La richesse en oméga 3 ne représente pas le seul intérêt nutritionnel des poissons gras, formidable source de vitamine D aussi. Elle se trouve dans leur chair alors que pour les poissons maigres, elle se trouve dans le foie (la fameuse huile de foie de morue). Les enfants seront tous d'accord : mieux vaut manger régulièrement du poisson gras que d'ingurgiter cette potion qui n'a rien de magique. Les chiffres sont, là encore, édifiants. L'organisme a besoin tous les jours de 10 microgrammes de vitamine D. En théorie, si l'ensoleillement est correct (au moins 30 minutes par jour d’exposition au soleil), la moitié de ces besoins restent à la charge de notre alimentation, soit 5 microgrammes par jour. Or 100 g de poissons gras en apportent de 5 à 20 microgrammes (les plus riches sont les harengs et le saumon). Il suffit donc de manger trois fois par semaine du poisson gras pour assurer une couverture quotidienne suffisante en vitamine D.
À mettre encore au crédit des poissons gras, leur richesse en protéines : entre 10 et 15 % – autrement dit, une part de poisson apporte presque autant de protéines qu’une part de viande.
Par ailleurs, les poissons gras contiennent des vitamines du groupe B, un peu de fer (autant que les viandes blanches), du phosphore et d’autres minéraux et oligo-éléments en petites quantités. Les sardines, mises en conserve avec leurs arêtes, présentent même l’originalité d’apporter du calcium en quantités étonnantes…

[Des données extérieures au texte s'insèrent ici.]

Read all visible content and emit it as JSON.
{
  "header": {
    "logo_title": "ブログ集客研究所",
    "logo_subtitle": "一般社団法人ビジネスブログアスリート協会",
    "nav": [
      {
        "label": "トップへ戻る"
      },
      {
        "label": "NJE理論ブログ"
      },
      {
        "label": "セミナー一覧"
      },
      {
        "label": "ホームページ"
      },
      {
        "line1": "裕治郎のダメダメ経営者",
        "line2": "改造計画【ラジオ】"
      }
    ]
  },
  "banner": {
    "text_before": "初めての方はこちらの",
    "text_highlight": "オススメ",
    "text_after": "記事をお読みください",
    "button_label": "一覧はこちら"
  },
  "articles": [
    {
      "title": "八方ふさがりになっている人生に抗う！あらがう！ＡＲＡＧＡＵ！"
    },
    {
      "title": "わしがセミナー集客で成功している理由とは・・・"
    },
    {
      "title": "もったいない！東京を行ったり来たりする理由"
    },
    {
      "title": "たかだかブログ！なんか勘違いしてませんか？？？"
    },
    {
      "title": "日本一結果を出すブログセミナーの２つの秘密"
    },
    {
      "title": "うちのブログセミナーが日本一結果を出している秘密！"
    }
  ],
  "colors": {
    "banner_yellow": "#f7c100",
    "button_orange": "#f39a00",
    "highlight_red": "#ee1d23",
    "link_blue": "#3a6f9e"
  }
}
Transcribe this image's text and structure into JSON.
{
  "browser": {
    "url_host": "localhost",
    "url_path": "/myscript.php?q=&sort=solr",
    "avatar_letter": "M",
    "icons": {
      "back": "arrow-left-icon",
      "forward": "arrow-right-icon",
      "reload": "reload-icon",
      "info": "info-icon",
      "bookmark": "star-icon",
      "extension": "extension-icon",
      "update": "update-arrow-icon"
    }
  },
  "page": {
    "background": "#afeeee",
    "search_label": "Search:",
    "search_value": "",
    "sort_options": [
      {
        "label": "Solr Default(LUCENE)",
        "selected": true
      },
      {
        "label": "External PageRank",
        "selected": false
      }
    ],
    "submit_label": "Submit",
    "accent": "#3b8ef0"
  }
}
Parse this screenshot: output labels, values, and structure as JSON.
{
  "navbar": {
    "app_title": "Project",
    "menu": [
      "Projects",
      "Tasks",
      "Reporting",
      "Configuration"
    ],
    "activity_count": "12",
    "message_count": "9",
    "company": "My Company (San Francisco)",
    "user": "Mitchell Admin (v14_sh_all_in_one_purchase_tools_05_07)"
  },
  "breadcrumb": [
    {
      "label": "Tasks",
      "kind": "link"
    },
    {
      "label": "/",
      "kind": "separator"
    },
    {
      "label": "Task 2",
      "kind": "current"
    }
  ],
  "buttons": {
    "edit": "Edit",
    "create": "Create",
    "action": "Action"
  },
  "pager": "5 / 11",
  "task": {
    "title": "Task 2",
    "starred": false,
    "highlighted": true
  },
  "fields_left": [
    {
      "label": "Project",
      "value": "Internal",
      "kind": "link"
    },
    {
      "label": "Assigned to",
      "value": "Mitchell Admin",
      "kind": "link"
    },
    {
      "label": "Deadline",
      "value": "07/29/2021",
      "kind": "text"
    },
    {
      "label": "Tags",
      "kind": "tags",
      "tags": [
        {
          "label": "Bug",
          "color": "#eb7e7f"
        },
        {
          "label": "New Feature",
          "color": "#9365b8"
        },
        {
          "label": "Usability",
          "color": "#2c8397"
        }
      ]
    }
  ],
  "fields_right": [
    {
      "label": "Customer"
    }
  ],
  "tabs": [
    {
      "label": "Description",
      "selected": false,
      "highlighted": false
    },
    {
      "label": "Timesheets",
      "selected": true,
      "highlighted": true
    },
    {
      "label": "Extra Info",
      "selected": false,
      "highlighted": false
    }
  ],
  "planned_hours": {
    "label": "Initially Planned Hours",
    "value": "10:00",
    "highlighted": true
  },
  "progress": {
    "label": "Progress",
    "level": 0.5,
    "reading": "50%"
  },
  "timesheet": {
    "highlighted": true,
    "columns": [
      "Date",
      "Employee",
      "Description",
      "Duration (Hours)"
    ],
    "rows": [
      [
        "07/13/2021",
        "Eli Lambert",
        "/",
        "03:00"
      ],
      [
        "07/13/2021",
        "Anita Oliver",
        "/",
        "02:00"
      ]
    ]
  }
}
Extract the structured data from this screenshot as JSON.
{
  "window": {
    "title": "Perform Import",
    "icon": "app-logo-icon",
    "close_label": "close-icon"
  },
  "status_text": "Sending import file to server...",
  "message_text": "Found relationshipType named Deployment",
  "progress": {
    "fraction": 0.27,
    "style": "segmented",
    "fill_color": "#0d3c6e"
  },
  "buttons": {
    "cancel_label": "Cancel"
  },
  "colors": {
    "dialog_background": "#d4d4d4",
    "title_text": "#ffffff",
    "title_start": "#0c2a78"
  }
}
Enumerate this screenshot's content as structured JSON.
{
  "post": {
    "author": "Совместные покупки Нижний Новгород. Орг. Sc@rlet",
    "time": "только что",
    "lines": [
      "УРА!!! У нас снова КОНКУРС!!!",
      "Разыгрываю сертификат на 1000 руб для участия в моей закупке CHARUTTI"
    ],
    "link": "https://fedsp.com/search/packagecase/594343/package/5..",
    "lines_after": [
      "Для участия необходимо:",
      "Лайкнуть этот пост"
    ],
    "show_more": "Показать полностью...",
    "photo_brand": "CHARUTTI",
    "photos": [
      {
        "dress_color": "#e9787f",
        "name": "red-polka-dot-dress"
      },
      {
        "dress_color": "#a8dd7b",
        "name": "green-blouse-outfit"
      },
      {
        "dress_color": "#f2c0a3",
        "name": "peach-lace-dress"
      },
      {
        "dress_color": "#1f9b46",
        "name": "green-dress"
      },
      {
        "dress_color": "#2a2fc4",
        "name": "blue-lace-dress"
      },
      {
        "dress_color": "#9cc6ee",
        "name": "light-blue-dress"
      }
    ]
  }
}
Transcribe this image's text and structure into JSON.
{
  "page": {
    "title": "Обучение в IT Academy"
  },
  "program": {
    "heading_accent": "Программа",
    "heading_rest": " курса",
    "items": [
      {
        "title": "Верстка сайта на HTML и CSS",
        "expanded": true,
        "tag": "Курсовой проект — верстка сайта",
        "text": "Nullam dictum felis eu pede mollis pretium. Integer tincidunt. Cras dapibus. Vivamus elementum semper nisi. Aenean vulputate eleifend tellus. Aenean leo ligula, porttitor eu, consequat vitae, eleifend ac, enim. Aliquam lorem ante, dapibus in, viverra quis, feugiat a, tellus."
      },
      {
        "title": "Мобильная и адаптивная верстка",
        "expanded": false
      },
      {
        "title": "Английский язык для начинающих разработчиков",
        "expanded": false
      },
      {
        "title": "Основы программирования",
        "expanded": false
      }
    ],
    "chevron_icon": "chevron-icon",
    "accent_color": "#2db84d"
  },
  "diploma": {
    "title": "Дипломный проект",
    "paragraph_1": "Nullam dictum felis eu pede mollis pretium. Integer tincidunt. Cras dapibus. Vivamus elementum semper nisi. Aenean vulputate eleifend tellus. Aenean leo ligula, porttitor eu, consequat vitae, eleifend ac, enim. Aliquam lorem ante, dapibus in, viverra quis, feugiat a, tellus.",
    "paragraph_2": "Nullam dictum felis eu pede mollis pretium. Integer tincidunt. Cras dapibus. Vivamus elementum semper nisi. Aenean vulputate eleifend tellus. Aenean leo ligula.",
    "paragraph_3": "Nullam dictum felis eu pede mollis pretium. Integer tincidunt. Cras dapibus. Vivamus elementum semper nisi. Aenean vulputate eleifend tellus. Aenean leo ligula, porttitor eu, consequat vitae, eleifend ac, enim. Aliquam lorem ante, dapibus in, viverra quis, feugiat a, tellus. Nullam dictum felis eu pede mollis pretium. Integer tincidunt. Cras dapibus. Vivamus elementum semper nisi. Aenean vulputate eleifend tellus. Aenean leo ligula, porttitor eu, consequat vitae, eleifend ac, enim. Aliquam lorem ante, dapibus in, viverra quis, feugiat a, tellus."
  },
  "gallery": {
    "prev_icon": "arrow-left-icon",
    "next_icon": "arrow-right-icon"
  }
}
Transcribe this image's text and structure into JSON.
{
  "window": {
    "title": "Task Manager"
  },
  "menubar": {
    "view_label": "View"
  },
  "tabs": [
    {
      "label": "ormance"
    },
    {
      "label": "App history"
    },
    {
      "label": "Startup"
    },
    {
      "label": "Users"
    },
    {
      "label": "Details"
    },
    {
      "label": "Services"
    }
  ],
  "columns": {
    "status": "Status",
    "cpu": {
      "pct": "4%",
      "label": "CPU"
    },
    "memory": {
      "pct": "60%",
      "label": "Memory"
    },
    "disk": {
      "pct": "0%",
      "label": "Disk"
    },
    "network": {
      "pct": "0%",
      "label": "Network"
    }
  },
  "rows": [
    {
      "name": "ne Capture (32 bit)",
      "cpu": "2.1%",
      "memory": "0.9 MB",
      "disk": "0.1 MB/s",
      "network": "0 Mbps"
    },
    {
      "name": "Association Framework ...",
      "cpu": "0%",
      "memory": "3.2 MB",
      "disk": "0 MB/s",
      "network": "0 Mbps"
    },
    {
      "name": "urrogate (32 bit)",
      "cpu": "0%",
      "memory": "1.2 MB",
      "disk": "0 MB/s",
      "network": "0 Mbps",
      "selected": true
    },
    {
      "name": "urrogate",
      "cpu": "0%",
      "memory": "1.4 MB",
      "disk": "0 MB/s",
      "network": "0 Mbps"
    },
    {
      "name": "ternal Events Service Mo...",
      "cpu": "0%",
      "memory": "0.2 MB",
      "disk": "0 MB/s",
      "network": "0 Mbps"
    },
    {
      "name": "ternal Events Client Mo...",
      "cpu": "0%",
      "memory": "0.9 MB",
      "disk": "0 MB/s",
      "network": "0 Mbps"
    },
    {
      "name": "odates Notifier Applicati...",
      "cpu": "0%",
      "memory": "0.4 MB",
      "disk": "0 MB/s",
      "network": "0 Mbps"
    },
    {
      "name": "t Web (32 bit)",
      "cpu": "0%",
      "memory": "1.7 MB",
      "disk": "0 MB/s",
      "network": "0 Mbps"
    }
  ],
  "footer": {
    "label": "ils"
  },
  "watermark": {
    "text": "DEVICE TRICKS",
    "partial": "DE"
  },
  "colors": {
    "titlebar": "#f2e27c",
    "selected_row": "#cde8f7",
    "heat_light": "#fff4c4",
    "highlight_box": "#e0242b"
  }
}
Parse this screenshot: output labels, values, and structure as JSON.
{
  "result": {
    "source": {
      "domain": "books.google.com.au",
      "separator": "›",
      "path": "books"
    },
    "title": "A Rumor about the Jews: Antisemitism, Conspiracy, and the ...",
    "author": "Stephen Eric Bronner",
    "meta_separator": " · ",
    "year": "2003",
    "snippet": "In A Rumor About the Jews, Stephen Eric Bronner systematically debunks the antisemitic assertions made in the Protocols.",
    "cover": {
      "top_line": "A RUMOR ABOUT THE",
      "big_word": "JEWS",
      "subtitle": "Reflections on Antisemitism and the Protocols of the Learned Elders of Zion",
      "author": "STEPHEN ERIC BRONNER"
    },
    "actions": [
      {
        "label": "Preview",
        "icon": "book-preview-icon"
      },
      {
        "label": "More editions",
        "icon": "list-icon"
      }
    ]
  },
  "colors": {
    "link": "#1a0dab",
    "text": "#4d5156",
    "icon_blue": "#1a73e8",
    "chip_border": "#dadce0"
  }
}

Jouez la variété… et l’imagination
C'est un bon moyen pour mettre les poissons gras au menu deux à trois fois par semaine sans éprouver de lassitude. Par exemple, vous pouvez manger du saumon frais (ou surgelé) ou du saumon fumé ; du maquereau en papillote, au four ou en conserve au vin blanc et aromates ; des sardines grillées (sans voisins à proximité du barbecue) ou en conserve en filets, sur des toasts avec un filet de citron, à la moutarde ; des harengs marinés…
Trouvez surtout des recettes qui séduisent toute la famille, les enfants comme les adultes ou les seniors : tout le monde manque aussi bien d’oméga 3 que de vitamine D… indispensables à une bonne santé à tous les âges de la vie.

Dr Laurence Plumey
Médecin nutritionniste
Hôpital Necker-Enfants malades

Mieux connaître les oméga 3
En fait, les oméga 3 constituent une grande famille. Avec un chef de file (l’acide alpha-linolénique) et des dérivés – sous l'action d'une enzyme, la désaturase – comme les EPA et DHA, abréviations respectives d'acide eicosapentaénoïque (EPA) et d’acide docosahexaénoïque (DHA) – des noms assez barbares qu'il est inutile d'essayer de retenir ! Les végétaux n’ont pas de désaturase ; on ne trouve
donc que le chef de file dans les huiles de colza, de soja, de noix et dans les végétaux verts.